Senin, Oktober 20, 2025
HomeNewsEkonomiGubernur BI: Pemerintahan Trump Akan Bikin Ekonomi Global Lebih Muram

Gubernur BI: Pemerintahan Trump Akan Bikin Ekonomi Global Lebih Muram

Gubernur Bank Indonesia (BI) Perry Warjiyo memperkirakan, di bawah Presiden Donald Trump, perekonomian Amerika Serikat lebih berorientasi domestik (inward looking policy). Trump akan fokus mendorong pertumbuhan ekonomi AS.

Caranya, antara lain dengan memberikan pemotongan pajak (tax cut) kepada penduduk dan pengusaha (korporasi) AS. Penduduk AS kemungkinan menerima tax cut sekitar 3 persen, sedangkan korporasi sekitar 21 persen.

Sementara ke luar, Trump akan mengenakan bea masuk yang tinggi, sekitar 25 persen, terhadap sejumlah produk impor dari negara-negara yang selama ini mencatat surplus perdagangan yang besar dengan AS, seperti China, Inggris, Uni Eropa, Meksiko, Vietnam, dan mungkin juga Jepang serta Korea.

Analisis itu dinyatakan Perry dalam konferensi pers hasil Rapat Dewan Gubernur Bulanan (RDGB) BI di Jakarta, Rabu (20/11/2024).

Perry menjelaskan, fragmentasi perdagangan yang diterapkan AS itu akan membuat pertumbuhan ekonomi negara-negara yang terkena kebijakan tersebut melambat.

“Ekonomi China yang sudah melambat, kemungkinan makin melambat. Ekonomi Uni Eropa yang sedang naik, kemungkinan tidak jadi naik. Semua itu menyebabkan ekonomi dunia makin melambat,” kata Perry.

Dampak lebih jauh, ekonomi negara-negara berkembang, apalagi yang berorientasi ekspor juga akan melemah. Ekspor Indonesia misalnya, sangat tergantung pada Tiongkok.

Perry menyebutkan, kalau semula BI meramalkan pertumbuhan ekonomi global mencapai 3,2 persen tahun depan, karena kebijakan fragmentasi perdagangan itu, pertumbuhannya mungkin jadi lebih rendah.

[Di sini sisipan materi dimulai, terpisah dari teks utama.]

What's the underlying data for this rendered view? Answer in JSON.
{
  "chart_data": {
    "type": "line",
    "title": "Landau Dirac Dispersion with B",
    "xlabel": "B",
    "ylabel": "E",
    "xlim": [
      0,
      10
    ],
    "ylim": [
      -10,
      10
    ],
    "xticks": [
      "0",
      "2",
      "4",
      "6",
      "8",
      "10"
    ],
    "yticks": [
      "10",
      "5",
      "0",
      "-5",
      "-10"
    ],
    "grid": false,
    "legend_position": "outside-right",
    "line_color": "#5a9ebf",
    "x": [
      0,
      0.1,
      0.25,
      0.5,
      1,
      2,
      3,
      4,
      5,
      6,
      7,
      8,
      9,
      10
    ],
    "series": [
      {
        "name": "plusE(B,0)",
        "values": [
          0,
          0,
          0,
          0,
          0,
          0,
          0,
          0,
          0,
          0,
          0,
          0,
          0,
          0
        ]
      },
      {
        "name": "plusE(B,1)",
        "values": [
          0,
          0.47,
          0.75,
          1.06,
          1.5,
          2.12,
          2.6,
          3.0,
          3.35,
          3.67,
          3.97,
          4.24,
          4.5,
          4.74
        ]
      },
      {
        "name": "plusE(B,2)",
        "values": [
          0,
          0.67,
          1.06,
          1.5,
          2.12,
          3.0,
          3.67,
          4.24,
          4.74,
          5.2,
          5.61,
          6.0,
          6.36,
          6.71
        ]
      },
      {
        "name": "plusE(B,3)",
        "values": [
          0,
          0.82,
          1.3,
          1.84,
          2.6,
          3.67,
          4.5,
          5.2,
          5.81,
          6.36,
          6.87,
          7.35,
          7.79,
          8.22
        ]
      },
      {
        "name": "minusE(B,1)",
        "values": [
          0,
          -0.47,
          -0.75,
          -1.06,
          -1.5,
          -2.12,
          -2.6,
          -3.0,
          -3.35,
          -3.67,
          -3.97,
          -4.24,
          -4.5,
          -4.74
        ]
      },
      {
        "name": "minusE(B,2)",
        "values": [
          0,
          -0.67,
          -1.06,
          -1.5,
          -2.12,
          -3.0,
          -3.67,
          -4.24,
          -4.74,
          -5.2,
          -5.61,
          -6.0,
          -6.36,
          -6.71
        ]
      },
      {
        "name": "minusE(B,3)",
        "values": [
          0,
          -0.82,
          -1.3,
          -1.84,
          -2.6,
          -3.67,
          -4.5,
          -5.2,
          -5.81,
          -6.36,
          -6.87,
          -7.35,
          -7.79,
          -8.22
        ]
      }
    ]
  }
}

Karena itu BI menyebut risiko perekonomian global tahun depan makin tinggi. Bukan hanya karena meningkatnya ketegangan geopolitik, tapi juga karena fragmentasi perdagangan tersebut.

Fragmentasi perdagangan itu juga akan membuat inflasi dunia kembali meningkat, karena harga barang-barang yang diperdagangkan menjadi lebih tinggi.

Sebaliknya di AS, proses penurunan inflasi yang saat ini 2,7 persen akan berjalan lebih lambat sehingga penurunan bunga acuan bank sentral AS, The Fed, atau Fed Funds Rate (FFR), akan lebih terbatas.

Semula BI memperkirakan FFR akan turun 75-100 bps atau 3-4 kali tahun depan. Tapi, dengan Trump menjadi presiden, penurunannya diperkirakan hanya 50 bps atau 2 kali saja. “Desember mendatang The Fed diperkirakan hanya akan memangkas suku bunga 25 bps,” ujar Perry.

Baca juga: Ketidakpastian Pasar Keuangan Global Meningkat Lagi, Ini Respon BI

Di pihak lain kebutuhan pembiayaan defisit fiskal yang lebih besar dengan menerbitkan surat utang, akan mendorong kenaikan imbal hasil (yield) surat utang pemerintah AS, US Treasury.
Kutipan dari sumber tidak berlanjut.